For $X$, $Y$, $Z$, the algebra is somewhat more involved. We could break the vectors into coordinates, write equations for lines $AP$ and $BQ$, and then solve for intersection $X$, but here's a vector-only approach.

Note that $X = A + \frac{|AX|}{|AP|}(P-A)$. By the Law of Sines in $\triangle ABX$, we have

$$\begin{align}X = A + \frac{|AB| \sin B}{|AP|\sin X}(P-A) &= A + \frac{|AB|}{|AP|} \frac{|QB\times AB|}{|QB||AB|} \frac{|BQ||AP|}{|BQ \times AP|}(P-A) \\ &= A + \frac{|BQ\times AB|}{|BQ \times AP|}(P-A) \end{align}$$

Re-writing $P$, $Q$, $R$ in terms of $A$, $B$, $C$ gives

$$\begin{align} QB\times AB &= \frac{1}{(1+p)}(B\times A + C\times B + A\times C) \\ QB\times AP &= \frac{1+p+pq}{(1+p)(1+q)}(B\times A + C\times B + A\times C) \end{align}$$

so that

$$X = A + \frac{1+p}{1+p+pq}(P-A) = A + \frac{1+p}{1+p+pq}\left(\frac{B+pC}{1+p} -A\right) = \frac{B + C p+Apq}{1+p+p q}$$

Likewise, $$Y = \frac{C+Aq+Bqr}{1+q+qr} \qquad Z=\frac{A+Br+Crp}{1+r+rp}$$

... and with a bit more algebra, one gets this relation between the triangle areas ...

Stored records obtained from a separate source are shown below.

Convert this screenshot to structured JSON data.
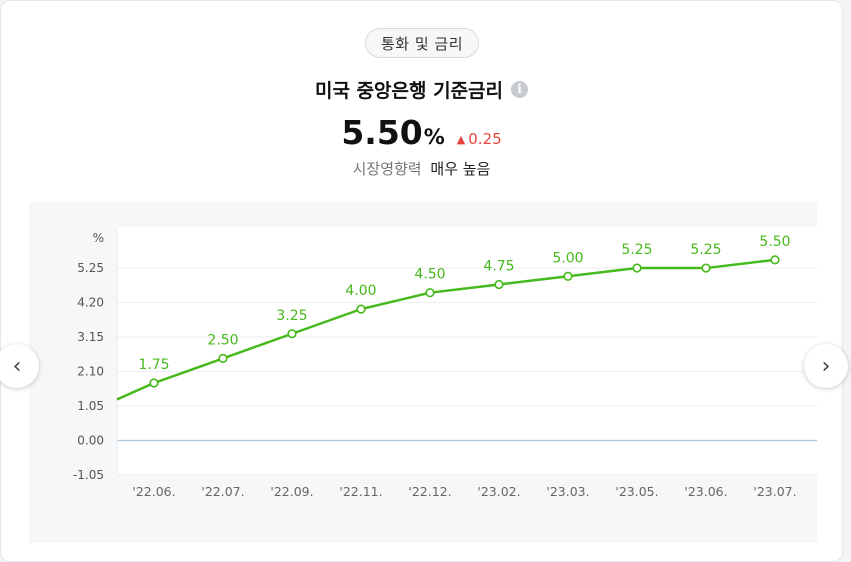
{
  "category_chip": "통화 및 금리",
  "title": "미국 중앙은행 기준금리",
  "info_icon": "info-icon",
  "value": "5.50",
  "unit": "%",
  "change": "0.25",
  "change_direction": "up",
  "change_color": "#e5453e",
  "impact_label": "시장영향력",
  "impact_value": "매우 높음",
  "nav": {
    "prev_icon": "chevron-left-icon",
    "next_icon": "chevron-right-icon"
  },
  "chart_data": {
    "type": "line",
    "categories": [
      "'22.06.",
      "'22.07.",
      "'22.09.",
      "'22.11.",
      "'22.12.",
      "'23.02.",
      "'23.03.",
      "'23.05.",
      "'23.06.",
      "'23.07."
    ],
    "values": [
      1.75,
      2.5,
      3.25,
      4.0,
      4.5,
      4.75,
      5.0,
      5.25,
      5.25,
      5.5
    ],
    "data_labels": [
      "1.75",
      "2.50",
      "3.25",
      "4.00",
      "4.50",
      "4.75",
      "5.00",
      "5.25",
      "5.25",
      "5.50"
    ],
    "lead_in_value": 1.25,
    "ylabel": "%",
    "y_ticks": [
      "5.25",
      "4.20",
      "3.15",
      "2.10",
      "1.05",
      "0.00",
      "-1.05"
    ],
    "y_tick_values": [
      5.25,
      4.2,
      3.15,
      2.1,
      1.05,
      0.0,
      -1.05
    ],
    "ylim": [
      -1.05,
      6.5
    ],
    "line_color": "#46b91c",
    "zero_line_color": "#a9c9e3",
    "grid": true
  }
}
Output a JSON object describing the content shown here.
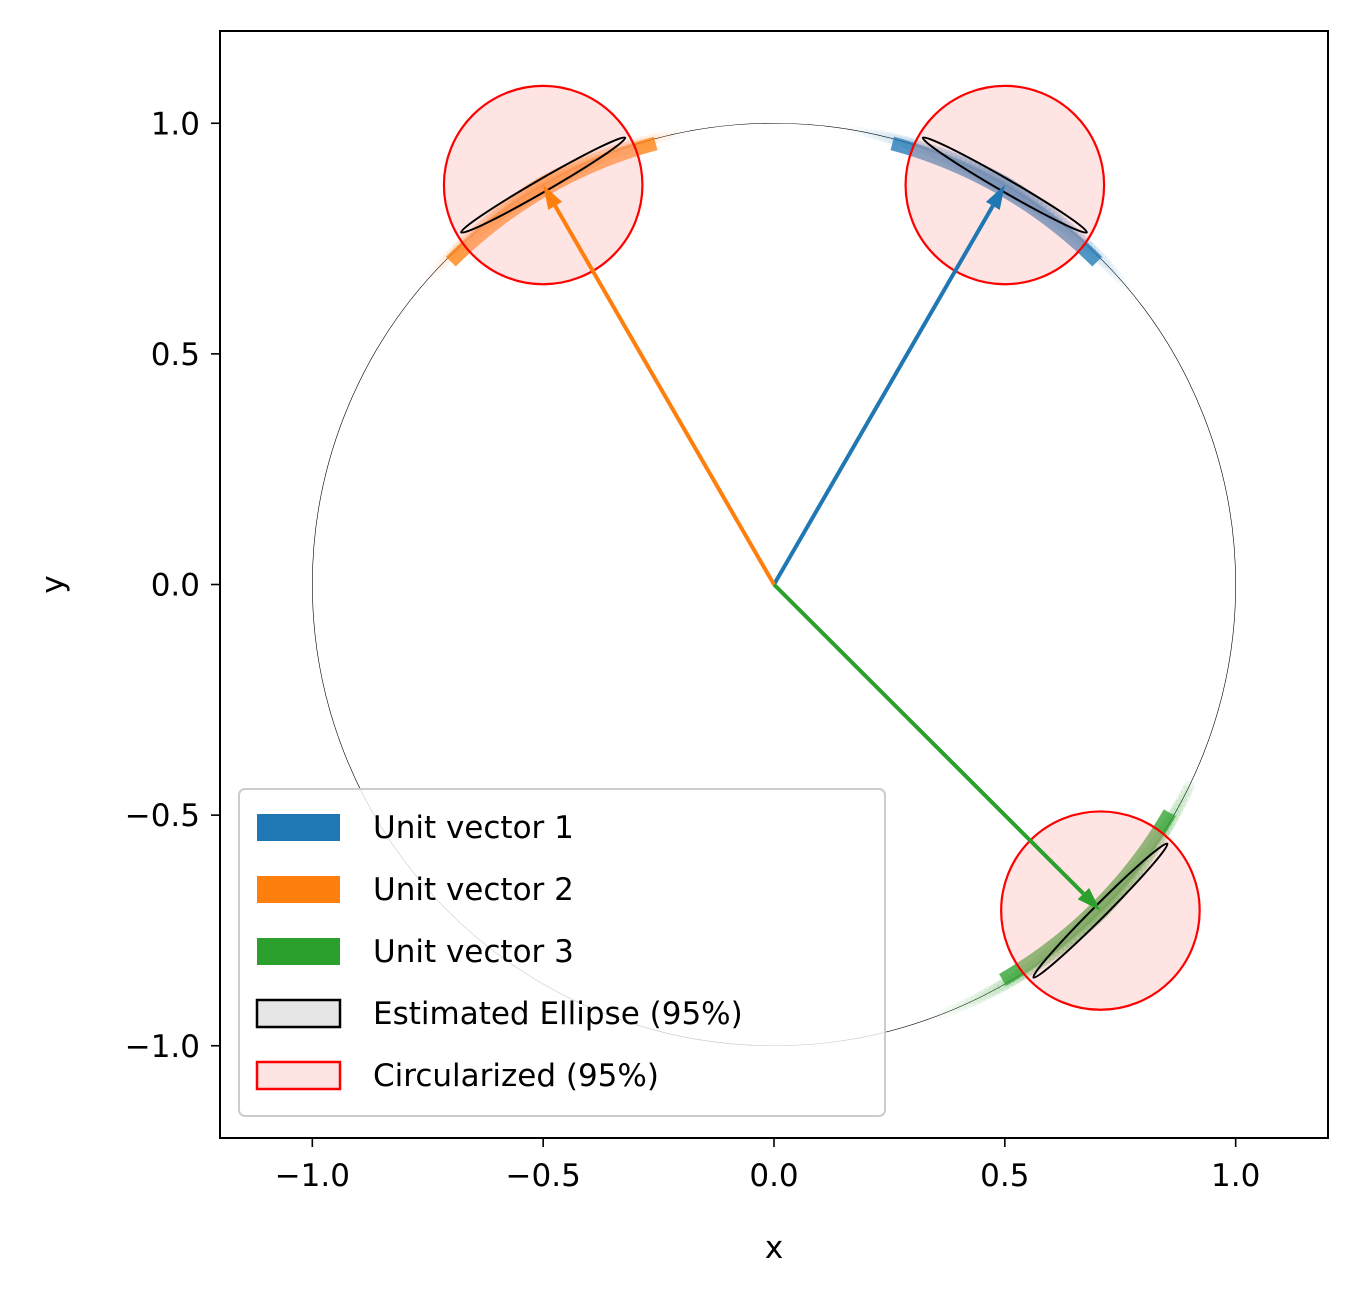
{
  "chart_data": {
    "type": "scatter",
    "title": "",
    "xlabel": "x",
    "ylabel": "y",
    "xlim": [
      -1.2,
      1.2
    ],
    "ylim": [
      -1.2,
      1.2
    ],
    "xticks": [
      -1.0,
      -0.5,
      0.0,
      0.5,
      1.0
    ],
    "yticks": [
      -1.0,
      -0.5,
      0.0,
      0.5,
      1.0
    ],
    "xtick_labels": [
      "−1.0",
      "−0.5",
      "0.0",
      "0.5",
      "1.0"
    ],
    "ytick_labels": [
      "−1.0",
      "−0.5",
      "0.0",
      "0.5",
      "1.0"
    ],
    "grid": false,
    "unit_circle": {
      "center": [
        0,
        0
      ],
      "radius": 1.0,
      "color": "#000000"
    },
    "series": [
      {
        "name": "Unit vector 1",
        "color": "#1f77b4",
        "vector": [
          0.5,
          0.866
        ],
        "angle_deg": 60,
        "sample_arc_deg": [
          38,
          82
        ],
        "ellipse": {
          "center": [
            0.5,
            0.866
          ],
          "semi_major": 0.205,
          "semi_minor": 0.014,
          "angle_deg": -30
        },
        "circle": {
          "center": [
            0.5,
            0.866
          ],
          "radius": 0.215
        }
      },
      {
        "name": "Unit vector 2",
        "color": "#ff7f0e",
        "vector": [
          -0.5,
          0.866
        ],
        "angle_deg": 120,
        "sample_arc_deg": [
          100,
          140
        ],
        "ellipse": {
          "center": [
            -0.5,
            0.866
          ],
          "semi_major": 0.205,
          "semi_minor": 0.014,
          "angle_deg": 30
        },
        "circle": {
          "center": [
            -0.5,
            0.866
          ],
          "radius": 0.215
        }
      },
      {
        "name": "Unit vector 3",
        "color": "#2ca02c",
        "vector": [
          0.707,
          -0.707
        ],
        "angle_deg": -45,
        "sample_arc_deg": [
          -72,
          -26
        ],
        "ellipse": {
          "center": [
            0.707,
            -0.707
          ],
          "semi_major": 0.205,
          "semi_minor": 0.014,
          "angle_deg": 45
        },
        "circle": {
          "center": [
            0.707,
            -0.707
          ],
          "radius": 0.215
        }
      }
    ],
    "legend": {
      "placement": "lower-left",
      "entries": [
        {
          "label": "Unit vector 1",
          "kind": "patch",
          "fill": "#1f77b4",
          "edge": "#1f77b4"
        },
        {
          "label": "Unit vector 2",
          "kind": "patch",
          "fill": "#ff7f0e",
          "edge": "#ff7f0e"
        },
        {
          "label": "Unit vector 3",
          "kind": "patch",
          "fill": "#2ca02c",
          "edge": "#2ca02c"
        },
        {
          "label": "Estimated Ellipse (95%)",
          "kind": "outline",
          "fill": "#e6e6e6",
          "edge": "#000000"
        },
        {
          "label": "Circularized (95%)",
          "kind": "outline",
          "fill": "#ffe4e4",
          "edge": "#ff0000"
        }
      ]
    }
  }
}
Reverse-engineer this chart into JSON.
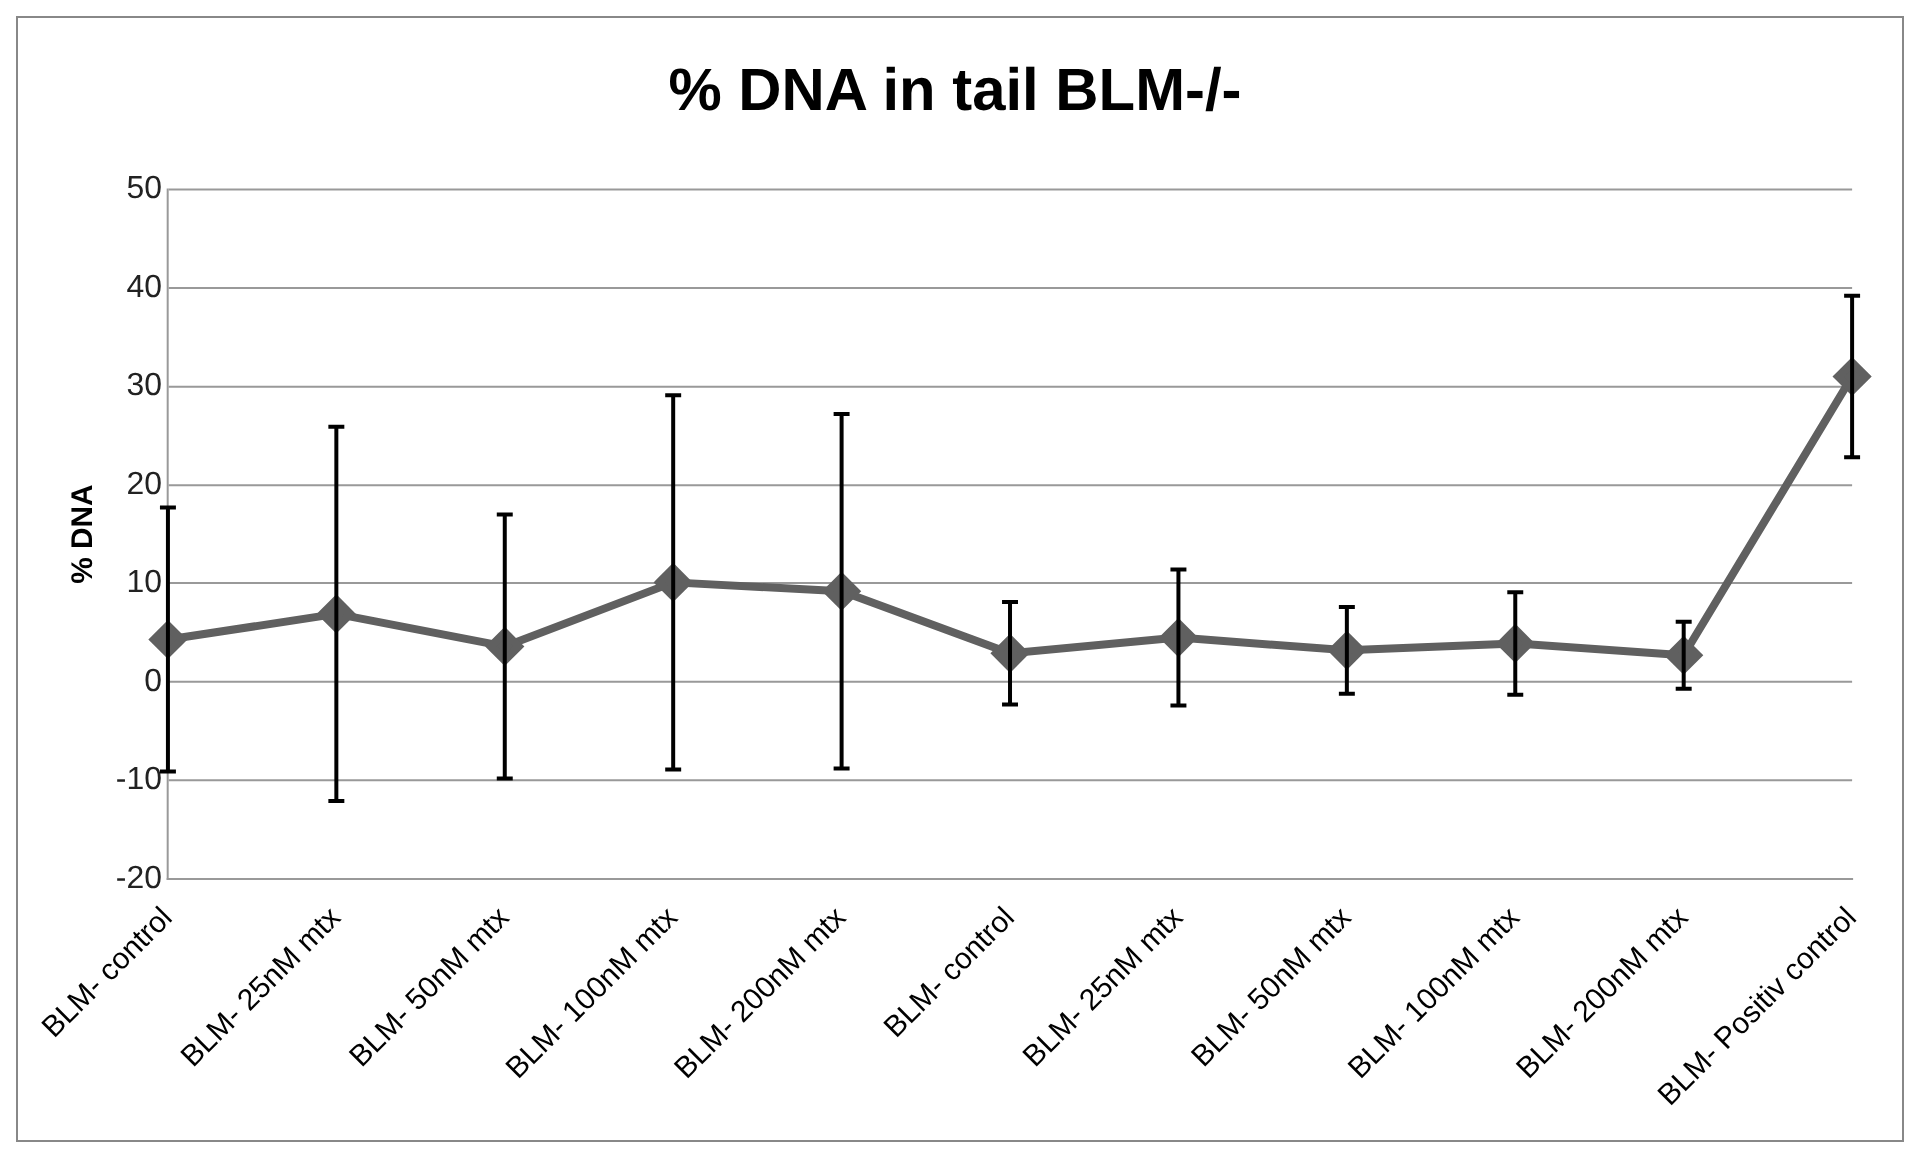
{
  "chart_data": {
    "type": "line",
    "title": "% DNA in tail BLM-/-",
    "ylabel": "% DNA",
    "categories": [
      "BLM- control",
      "BLM- 25nM mtx",
      "BLM- 50nM mtx",
      "BLM- 100nM mtx",
      "BLM- 200nM mtx",
      "BLM- control",
      "BLM- 25nM mtx",
      "BLM- 50nM mtx",
      "BLM- 100nM mtx",
      "BLM- 200nM mtx",
      "BLM- Positiv control"
    ],
    "series": [
      {
        "color": "#606060",
        "values": [
          4.3,
          6.9,
          3.6,
          10.1,
          9.2,
          2.9,
          4.5,
          3.2,
          3.9,
          2.7,
          31
        ],
        "errors": [
          13.4,
          19,
          13.4,
          19,
          18,
          5.2,
          6.9,
          4.4,
          5.2,
          3.4,
          8.2
        ]
      }
    ],
    "ylim": [
      -20,
      50
    ],
    "yticks": [
      -20,
      -10,
      0,
      10,
      20,
      30,
      40,
      50
    ],
    "grid": "y",
    "legend": false,
    "marker": "diamond",
    "line_style": "solid"
  }
}
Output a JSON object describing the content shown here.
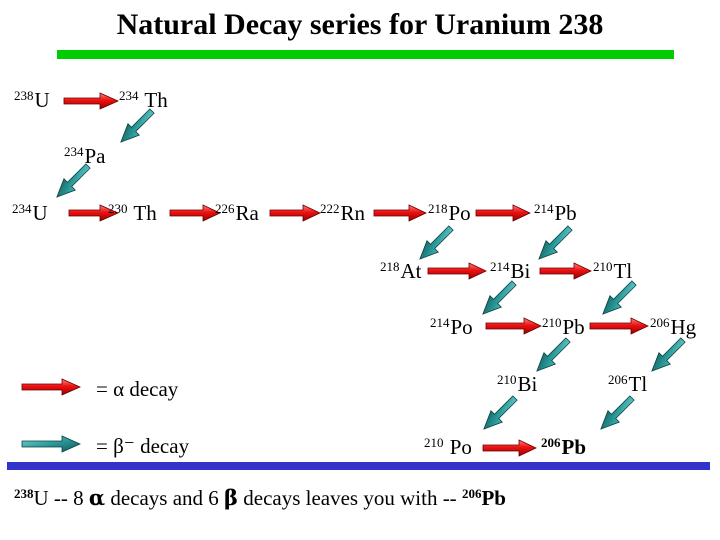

$$\frac{|\triangle XYZ|}{|\triangle ABC|} = \frac{\frac{1}{2}|YX\times ZX|}{\frac{1}{2}|BA\times CA|} = \frac{\left(1-pqr\right)^2}{\left(1+p+pq\right)\left(1+q+qr\right)\left(1+r+rp\right)}$$

Note that the area of $\triangle XYZ$ vanishes if (and only if) $pqr=1$. This re-captures Ceva's Theorem. ("Segments $AP$, $BQ$, $CR$ all meet at one point if and only if $pqr=1$.")

If I recall correctly from my college days, $\triangle XYZ$ is called a Korgen Triangle. Back then, I believe I knew of a reasonably slick derivation of the area formula; today, I just threw some expressions into Mathematica. If I can re-derive the slick version, I'll post it. (While I've edited to flesh-out my previous answer, the proof above isn't what I'm thinking of as "slick".)